A recent opinion piece in Expansión Política accuses the Mexican government of deliberately manipulating disappearance statistics, reducing official figures from over 130,000 missing persons to just 43,000. Critics argue this adjustment erases victims from public records and undermines families’ search for justice.
- Author: Jorge Triana, columnist and politician.
- Context: President Claudia Sheinbaum presented a long-delayed report on disappearances in March 2026.
- Delay: The report was postponed 11 times over 380 days, raising suspicions of political calculation rather than administrative disorganization.
Key Allegations
- Statistical Reduction: Official records previously listed 130,000+ disappearances.

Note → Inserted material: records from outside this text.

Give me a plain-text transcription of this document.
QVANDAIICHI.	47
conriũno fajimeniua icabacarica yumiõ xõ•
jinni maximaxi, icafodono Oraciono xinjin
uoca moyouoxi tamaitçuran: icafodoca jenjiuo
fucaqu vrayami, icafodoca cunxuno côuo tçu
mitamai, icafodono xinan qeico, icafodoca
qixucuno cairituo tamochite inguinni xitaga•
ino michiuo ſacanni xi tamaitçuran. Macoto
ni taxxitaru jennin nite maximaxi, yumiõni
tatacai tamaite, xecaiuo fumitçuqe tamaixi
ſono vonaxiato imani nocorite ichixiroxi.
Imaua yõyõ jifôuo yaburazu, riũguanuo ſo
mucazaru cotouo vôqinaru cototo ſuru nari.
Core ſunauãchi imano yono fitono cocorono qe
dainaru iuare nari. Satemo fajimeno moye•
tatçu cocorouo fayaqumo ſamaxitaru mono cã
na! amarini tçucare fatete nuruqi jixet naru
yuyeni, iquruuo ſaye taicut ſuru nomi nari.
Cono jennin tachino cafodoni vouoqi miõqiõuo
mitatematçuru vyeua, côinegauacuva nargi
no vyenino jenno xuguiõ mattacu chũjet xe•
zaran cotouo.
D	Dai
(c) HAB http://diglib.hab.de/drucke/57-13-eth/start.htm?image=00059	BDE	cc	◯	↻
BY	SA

The new report recognizes only 43,000 cases, achieved by reclassifying nearly 90,000 files.
- Method: If authorities found minimal administrative traces of a person—such as paperwork or activity—the case was removed from the disappearance category.
- Timing: The report was released on a Friday before Easter holidays, a moment when public attention typically wanes.
Contradictions
- Unidentified Bodies: Mexico has over 72,000 unidentified corpses in forensic services and mass graves, exceeding the number of disappearances officially acknowledged.
- Investigations: Of the 43,000 recognized cases, only around 3,000 have active investigation files, leaving most without formal inquiry.
Reaction from Families
- Mothers’ Groups: Search collectives rejected the government’s figures, insisting they were not consulted and continue to find remains independently.
- Distrust: Families argue the government is erasing victims on paper rather than addressing the crisis.
Broader Implications
- Political Strategy: Triana claims both former President López Obrador and Sheinbaum prioritized image management over truth, normalizing evasion and now outright reduction of figures.
- National Crisis: The manipulation highlights Mexico’s ongoing struggle with violence, impunity, and lack of transparency in addressing disappearances.
The controversy underscores a deep disconnect between official narratives and the lived reality of families searching for loved ones, fueling debate over accountability and the state’s role in confronting Mexico’s disappearance crisis.